Description of Simulation Infrastructure

The Journal of Instruction-Level Parallelism
The 2^nd JILP Workshop on Computer Architecture Competitions (JWAC-2):
Championship Branch Prediction
Sponsored by: Intel, JILP,
in conjunction with:
ISCA-38 http://isca2011.umaine.edu/

Description of the Simulation Infrastructure

The provided evaluation framework includes a set of traces, and a driver that reads traces and simulates the behavior of a branch predictor. The framework models a simple out-of-order core with the following basic parameters:

o 256-entry reorder buffer, and three schedulers: an interger scheduler with 64 entries and an FP and load/store schedulers with 32-entries each.

o The pocessor has a 14-stage, 4-wide pipeline except in the execution stage where it has a 12-wide execution scheduler (6 int, 4 FP, and. 2 load.store).

o The memory model will consist of a 2-level cache hierarchy, consisting of an L1 split instruction and data caches, and an L2 last level cache. All caches support 64-byte lines. The L1 instruction cache is 32KB 8-way set associative cache. The L1 data cache is 32KB 8-way set-associative. The L2 data cache is a 4 MB, 8-way set-associative cache.

Traces

The trace set includes 40 traces, classified into 5 categories: CLIENT, INT (Integer), MM (Multimedia), SERVER and WS (Workstation). Traces are approximately 50 million micro-ops long and will include both user and system activity. The traces include both value and timing information of each micro-op from a detailed out-of-order timing simulator. The timing simulator is configured with perfect branch prediction so that there are no wrong path micro-ops in the traces. In order to achieve maximum transparency, all traces are provided to contestants, and will be used to rank the contestants and crown the champion.

Driver

The driver will read a trace and call the branch predictor through a standard interface. The predictor can decide when and what predictions to provide to the driver. The driver will record whether the predictor was correct and when the prediction was provided. Then a misprediction penalty value is calculated for each branch. The misprediction penalty is measured by the number of cycles that the fetch unit was on wrong path. At the end of the run, the driver will provide two final scores (condition branches and indirect branches) of a predictor represented in Misprediction Penalty per Kilo Instructions (MPPKI). The framework will include an example predictor to help guide contestants.

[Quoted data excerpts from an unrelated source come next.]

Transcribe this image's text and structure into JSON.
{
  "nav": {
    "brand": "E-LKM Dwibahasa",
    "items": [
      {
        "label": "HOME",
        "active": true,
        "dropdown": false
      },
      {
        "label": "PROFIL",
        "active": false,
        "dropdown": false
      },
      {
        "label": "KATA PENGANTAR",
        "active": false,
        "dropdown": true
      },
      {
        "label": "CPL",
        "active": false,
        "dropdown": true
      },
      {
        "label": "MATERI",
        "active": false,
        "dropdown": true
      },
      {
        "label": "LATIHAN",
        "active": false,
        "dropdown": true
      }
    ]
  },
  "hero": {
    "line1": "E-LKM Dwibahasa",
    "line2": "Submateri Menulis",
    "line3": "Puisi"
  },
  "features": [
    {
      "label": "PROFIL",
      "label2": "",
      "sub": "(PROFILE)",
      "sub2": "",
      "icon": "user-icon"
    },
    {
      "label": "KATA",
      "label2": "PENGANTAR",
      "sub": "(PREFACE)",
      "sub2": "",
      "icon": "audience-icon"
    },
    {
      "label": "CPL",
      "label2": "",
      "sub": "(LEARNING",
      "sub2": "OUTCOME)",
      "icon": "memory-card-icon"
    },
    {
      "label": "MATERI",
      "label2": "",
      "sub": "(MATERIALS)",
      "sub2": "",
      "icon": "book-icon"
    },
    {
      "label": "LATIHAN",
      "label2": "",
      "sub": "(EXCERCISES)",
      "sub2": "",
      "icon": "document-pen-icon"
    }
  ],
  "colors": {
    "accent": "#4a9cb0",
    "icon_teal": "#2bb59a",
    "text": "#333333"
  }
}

The driver will provide the predictor with both static and dynamic information about the instructions and micro-ops in the trace. A static instruction includes one or more static micro-ops. For each micro-op, static information: the instructions program counter, micro-ops type (BR_CONDITIONAL, BR_INDIRECT, BR_CALL, LOAD, STORE,etc.), and register source and destination specifiers will be passed to the predictor. Dynamic information: results, load and store addresses, and branch outcomes will be made available on different pipeline stages.

The organizers believe that this framework allows the implementation of most published predictor algorithms in addition to providing some room for innovation. We cannot provide training and reference traces needed for profile-based predictors and the traces do not contain wrong path information, which, unfortunately, excludes some predictors.